The topics covered will include an exploration of your own, and others’, ethical responsibilities in the workplace in relation to:

  • Unconcious bias 
  • Harassment, bullying and discrimination
  • Privacy and confidentiality in the age of online communication
  • Being an active bystander

The real-world, practical, ethical dilemmas at the core of this Challenge are relevant to any graduate workplace.

 

Who is the Challenge for?

The topics covered in the online Challenge are relevant to all graduate workplaces, and provide insights into real-world, practical decision-making that will be useful to students from any discipline.

The Challenge is available to Year 3 to Final Year University of Manchester Undergraduate students and postgraduate students.

What will I get out of it?

The Challenge offers an opportunity to challenge yourself, and to explore your own ethical decision making, in an online learning environment. The content has been developed in consultation with graduate employers and University of Manchester experts in psychology and equality in the workplace.

Completing the Challenge will also improve your employability by providing you with insights and experiences you can draw on in job applications and interviews.

Completion of the Workplace Ethics Challenge will be listed on your HEAR (Higher Education Achievement Report).

Completing a Workplace Ethics Challenge also counts towards the Stellify Award.

How can I sign up?

The Workplace Ethics Challenge is now closed until September 2023. 

What do other students say about the Challenge?

“It covers topics I had never seen before, being an engineering student, and has been very interesting and useful.”

“Easy to navigate, very useful videos and support materials, interactive and easy to follow.”

“I really enjoyed being able to think about important and difficult issues in real life scenarios. It helped me to gain a better understanding on how to deal with these issues.”

“It helped me challenge my own unconscious biases and assumptions. It also gave scenarios that are very likely to occur in the workplace, but are also not black and white. It really made me have to think. I also liked how simple it was to follow and how the multi choice tests were not too difficult.”

“I liked that it was interactive, that the issues it covered were current and relevant, and that it was cut into bite sized pieces that made it easy to follow and stopped it from becoming boring.”

“Very interactive with a lot of challenging examples provided.”

“It made me think critically about my own views.”
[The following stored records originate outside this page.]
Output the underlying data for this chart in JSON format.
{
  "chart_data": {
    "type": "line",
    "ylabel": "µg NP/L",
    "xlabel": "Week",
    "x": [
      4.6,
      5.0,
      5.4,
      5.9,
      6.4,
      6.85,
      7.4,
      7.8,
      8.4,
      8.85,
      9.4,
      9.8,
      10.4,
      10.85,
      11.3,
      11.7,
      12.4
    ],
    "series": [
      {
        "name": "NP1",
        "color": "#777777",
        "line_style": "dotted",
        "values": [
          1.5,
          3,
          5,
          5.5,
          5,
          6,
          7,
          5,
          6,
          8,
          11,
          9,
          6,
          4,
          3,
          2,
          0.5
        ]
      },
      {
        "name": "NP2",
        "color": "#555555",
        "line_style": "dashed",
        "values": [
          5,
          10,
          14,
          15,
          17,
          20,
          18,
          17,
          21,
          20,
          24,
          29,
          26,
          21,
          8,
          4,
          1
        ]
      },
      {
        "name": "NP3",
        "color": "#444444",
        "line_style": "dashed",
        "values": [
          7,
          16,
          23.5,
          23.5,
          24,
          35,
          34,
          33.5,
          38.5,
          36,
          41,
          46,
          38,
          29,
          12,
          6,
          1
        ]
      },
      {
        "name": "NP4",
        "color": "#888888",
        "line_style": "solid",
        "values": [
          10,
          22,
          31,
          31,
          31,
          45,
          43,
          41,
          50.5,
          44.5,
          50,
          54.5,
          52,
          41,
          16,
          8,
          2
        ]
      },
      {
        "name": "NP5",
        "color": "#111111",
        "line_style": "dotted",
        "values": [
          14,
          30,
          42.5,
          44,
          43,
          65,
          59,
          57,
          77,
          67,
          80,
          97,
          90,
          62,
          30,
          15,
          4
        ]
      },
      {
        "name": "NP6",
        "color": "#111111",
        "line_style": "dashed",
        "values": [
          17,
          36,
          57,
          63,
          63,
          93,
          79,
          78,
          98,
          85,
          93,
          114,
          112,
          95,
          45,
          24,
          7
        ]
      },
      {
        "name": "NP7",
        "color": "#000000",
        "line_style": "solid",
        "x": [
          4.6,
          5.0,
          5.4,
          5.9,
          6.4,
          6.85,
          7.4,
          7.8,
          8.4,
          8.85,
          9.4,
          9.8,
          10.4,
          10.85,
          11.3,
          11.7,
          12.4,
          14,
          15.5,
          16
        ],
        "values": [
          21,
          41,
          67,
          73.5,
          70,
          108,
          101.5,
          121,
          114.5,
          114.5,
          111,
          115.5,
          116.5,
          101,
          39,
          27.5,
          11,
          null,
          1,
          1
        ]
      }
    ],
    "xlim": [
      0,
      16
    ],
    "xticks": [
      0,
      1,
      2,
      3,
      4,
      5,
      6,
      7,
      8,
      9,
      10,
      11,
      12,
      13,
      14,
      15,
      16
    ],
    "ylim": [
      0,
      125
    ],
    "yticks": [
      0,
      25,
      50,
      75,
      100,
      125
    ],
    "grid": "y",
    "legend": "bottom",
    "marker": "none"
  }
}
Who helped create the Challenge?

The content of the Workplace Ethics Challenge - Online has been developed in consultation with graduate employers, academics and practitioners including:


Professor Steve Pettifer, Director of Teaching Strategy, Computer Sciences.

Professor Dawn Edge, University Academic Lead for Equality & Diversity, Senior Lecturer & Winston Churchill Fellow, Psychology & Mental Health, FBMH

Dr Karen Niven, Senior Lecturer in Organisational Psychology, Work & Equalities Institute, Alliance Manchester Business School

Katherine Bond, Student Recruitment Manager (North), Pricewaterhouse Coopers (PwC)

Steve Connor, CEO, Creative Concern (leading Manchester media design agency)

Dr Margaret Emsley: Reader, Management of Projects Group of Programmes, MACE
Professor Ismail Eturk: Senior Lecturer in Banking & AMBS Director for Social Responsibility and Engagement.

Janine Watson Cottingham: Former Assistant Chief Executive (Comms & Customer Engagement) Stockport Council, & Chair of UoM Alumni Association (2007-2017).

The University of Manchester Division of Student and Academic Services coordinates the development and delivery of all 'Ethical Grand Challenges' activities.